By resetting CONTEXT
to 0 (that's the FORTH
context), the original search order is restored.
0 CONTEXT !
WORDS
wid0 WORDLIST ?RAM CURRENT CONTEXT find IRET ...
The traditional method emulates the Forth-79 words VOCABULARY
, DEFINITIONS
and ORDER
.
Installation of VOCABULARY
also brings some helper words:
#require CURRENT
#require VOCABULARY
\ ...
WORDS
ORDER .VOC NVM VOCABULARY DEFINITIONS FORTH WIPE CURRENT CONTEXT find IRET ...
-
NVM
prevents compiling code to flash while vocabulary in RAM is active (CURRENT
> 0) -
ORDER
presents the search order for vocabularies defined byCONTEXT
-
.VOC
shows the name of a vocabulary, e.g.CURRENT @ .VOC
.
The following session demonstrates the VOCABULARY feature:
VOCABULARY myvoc ok
myvoc ok
words
ok
ORDER myvoc FORTH ok
DEFINITIONS
: .S ( -- ) ." This is .S in myvoc " .S ; ok
words
.S ok
.S This is .S in myvoc
<sp ok
FORTH ok
.S
<sp ok
ORDER FORTH FORTH ok
Note that VOCABULARY
, unlike the basic WORDLIST
feature, also works for temporary vocabularies in RAM.
VOC
brings the idea of "namespace prefixes" to embedded Forth. The rationale is to keep the vocabulary uncluttered and the source code readable, while using short and targeted words (e.g. C!
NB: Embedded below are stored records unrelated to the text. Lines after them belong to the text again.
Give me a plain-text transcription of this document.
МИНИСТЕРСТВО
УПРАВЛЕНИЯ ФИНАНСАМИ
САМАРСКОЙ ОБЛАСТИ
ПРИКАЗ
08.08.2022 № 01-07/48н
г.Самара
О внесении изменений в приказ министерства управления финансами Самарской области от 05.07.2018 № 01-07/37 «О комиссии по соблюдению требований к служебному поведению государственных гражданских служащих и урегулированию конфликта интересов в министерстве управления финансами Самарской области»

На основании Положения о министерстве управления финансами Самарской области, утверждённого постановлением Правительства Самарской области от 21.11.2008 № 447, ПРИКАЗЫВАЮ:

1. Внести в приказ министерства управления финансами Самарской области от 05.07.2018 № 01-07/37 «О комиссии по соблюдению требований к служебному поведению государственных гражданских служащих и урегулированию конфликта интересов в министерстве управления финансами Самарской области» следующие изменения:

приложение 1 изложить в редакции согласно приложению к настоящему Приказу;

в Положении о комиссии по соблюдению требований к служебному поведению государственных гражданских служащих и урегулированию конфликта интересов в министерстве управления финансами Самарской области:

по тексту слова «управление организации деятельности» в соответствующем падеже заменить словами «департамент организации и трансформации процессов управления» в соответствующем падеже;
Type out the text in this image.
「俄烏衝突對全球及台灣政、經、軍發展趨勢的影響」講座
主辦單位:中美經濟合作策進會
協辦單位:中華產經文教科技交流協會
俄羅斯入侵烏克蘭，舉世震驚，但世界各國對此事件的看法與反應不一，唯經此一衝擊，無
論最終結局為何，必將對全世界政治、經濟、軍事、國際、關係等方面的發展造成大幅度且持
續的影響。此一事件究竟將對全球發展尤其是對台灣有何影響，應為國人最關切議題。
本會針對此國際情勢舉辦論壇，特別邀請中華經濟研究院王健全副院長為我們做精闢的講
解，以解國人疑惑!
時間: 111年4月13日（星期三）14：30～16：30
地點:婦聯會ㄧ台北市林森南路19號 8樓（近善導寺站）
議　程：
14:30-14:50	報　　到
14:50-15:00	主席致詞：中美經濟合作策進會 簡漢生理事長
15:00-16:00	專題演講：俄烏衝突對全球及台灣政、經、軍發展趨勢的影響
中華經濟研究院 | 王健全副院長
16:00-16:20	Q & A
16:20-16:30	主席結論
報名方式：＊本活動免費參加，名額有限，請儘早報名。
for writing to a serial EEPROM).
It's even possible to create a hierarchy of namespaces (i.e. by defining a VOC
prefix within another "namespace":
#require i2c
i2c DEFINITIONS
VOC eeprom i2c eeprom DEFINITIONS
$50 CONSTANT sid
: C@ ( a -- c ) 1 i2c eeprom sid i2c read ;
: C! ( c a -- ) 2 i2c eeprom sid i2c write ;
FORTH DEFINITIONS
The prefixes i2c
and eeprom
are IMMEDIATE
(executed during compile time). In the definition of C!
only the literals 2
and sid
, and the word write
get compiled to the NVM. In a similar way, an I2C library might have "branches" and "leafs" for different types of I2C devices and their features (e.g. i2c rtc
, i2c port
, etc).
The new words C@ and C! can now be used like this:
$AA 200 i2c eeprom C!
200 i2c eeprom C@ .
The CURRENT
and the VOC
front-end require a total of 599 bytes Flash and 8 bytes RAM memory. Tthat's often too much for a Low Density device, but on a STM8 Medium Density or High Density device (16K .. 32K Flash ROM) it's really worth it!